Why should you pursue a career in commercial truck driving? This is a very good question. Hopefully, by the end of this article, you will have enough valuable information to answer for yourself. So why would anyone pursue a career in commercial truck driving? Let me start by providing you with some fascinating statistics on the trucking industry.
Did you know that of all the shipping modes in the commercial transport sector, the trucking sector dominates the field with 83.7% of revenue? The rail industry comes in at a distant second with only 5.6% of total revenue. The aviation sector is third with 3.2% and the ocean shipping sector is barely in the running with only 1.4% of all revenue carried by ships. As you can see, the trucking industry is not going away anytime soon. In fact, the trucking industry alone collects $ 650 billion in annual revenue every year. This is 5% of the nation’s GDP! The trucking industry also pays $ 35 billion in federal, state, and highway use taxes annually and will grow 21% over the next ten years. Not many professional sectors can promise you such great job security without a four-year degree as the trucking industry can.

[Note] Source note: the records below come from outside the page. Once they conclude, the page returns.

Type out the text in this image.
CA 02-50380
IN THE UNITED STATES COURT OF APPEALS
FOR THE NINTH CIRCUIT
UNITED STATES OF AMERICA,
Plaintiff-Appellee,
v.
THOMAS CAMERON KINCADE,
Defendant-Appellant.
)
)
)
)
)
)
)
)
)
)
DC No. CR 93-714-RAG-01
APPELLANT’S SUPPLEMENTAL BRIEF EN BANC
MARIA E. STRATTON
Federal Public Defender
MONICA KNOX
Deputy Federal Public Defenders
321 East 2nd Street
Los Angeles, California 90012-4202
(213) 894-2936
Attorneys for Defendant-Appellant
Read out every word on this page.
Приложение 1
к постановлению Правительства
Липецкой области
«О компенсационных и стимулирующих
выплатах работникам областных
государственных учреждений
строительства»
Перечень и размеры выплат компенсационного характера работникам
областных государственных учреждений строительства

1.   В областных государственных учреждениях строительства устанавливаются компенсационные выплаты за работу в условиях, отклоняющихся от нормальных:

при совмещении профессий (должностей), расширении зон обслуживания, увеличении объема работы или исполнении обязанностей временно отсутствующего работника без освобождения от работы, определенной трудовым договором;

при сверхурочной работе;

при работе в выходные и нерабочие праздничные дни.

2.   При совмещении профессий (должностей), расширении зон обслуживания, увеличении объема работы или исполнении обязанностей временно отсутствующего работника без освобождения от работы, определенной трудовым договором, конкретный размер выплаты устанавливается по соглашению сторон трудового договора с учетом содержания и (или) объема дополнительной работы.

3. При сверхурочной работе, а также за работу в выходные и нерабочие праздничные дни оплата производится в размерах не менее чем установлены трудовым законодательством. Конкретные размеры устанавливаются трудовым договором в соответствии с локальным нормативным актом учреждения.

Speaking of job safety, as of May 2013 there were about 1.5 million drivers of heavy trucks and tractor trailers earning an average median salary of $ 38,700 per year, which is estimated to be around $ 18.61 per year. ‘Now. In fact, the Bureau of Labor Statistics estimates that truckers who were at the lower end of the wage scale still earned $ 25,330 per year and truckers who were at the upper Rapid Respose Careers end of the wage scale were earning $ 59,620 per year. How many other jobs can boast such a wide range of salaries without a four-year or two-year degree? Not many. So where are more truckers employed than elsewhere? Texas, California, Pennsylvania, Florida and Illinois. The state of Texas hired 157,260 truckers in 2013, while Illinois employed approximately 66,050 truckers. But don’t think you will have to move to one of these five states to find a decent job as a truck driver. The entire east coast is filled with states that have an average of 40,210 to 157,260 truck drivers working. If you’re looking for the states with the highest concentration of truck driving jobs in the United States, look no further. North Dakota boasts 15,310 trucking jobs with an average median salary of $ 47,580 while Arkansas, Nebraska, Iowa and Wyoming follow closely. Truckers in Alaska have the highest median salary at $ 53,440, while truckers in North Dakota, Massachusetts, the District of Columbia and Wyoming average $ 47,000 annually. If you looked at a map of the United States showing the areas where the greatest number of truckers are employed, you would see that truckers are heavily employed from Texas to Pennsylvania and Florida, and all the way to Michigan. Califonia and the Pacific Northwest also employ many truckers. Which areas have the fewest truck drivers working? Midwestern states. This is why truck drivers in these states earn more per year. Here’s another thing to consider. Truck driving jobs within the United States cannot be outsourced.
Here are some more fascinating facts about truckers. Is the total distance traveled by truckers annually 93.5 million highway miles? To put that into perspective, that’s 256,197,260 miles per day, 2,965 miles per second, and 3.7 million times around the earth or 195,713 round trips to the moon! That’s a lot of trucks! Sure, with all those miles it would be nice to get good gas mileage. Unfortunately, that’s not going to happen. On average, long-haul trucks can carry 300 gallons of fuel, but they can only travel eight miles per gallon. That’s about 6.8 liters of fuel per hour at 55mph. This means that a Class 8 tractor trailer would take 44 hours and 347 liters of fuel to travel from Los Angeles to New York City. Of course, with a 300-gallon fuel tank, you should only stop for gas once. With all those miles to go, one of the perks of long-haul truck driving is being able to see the beauty and splendor of the US countryside and get paid for it!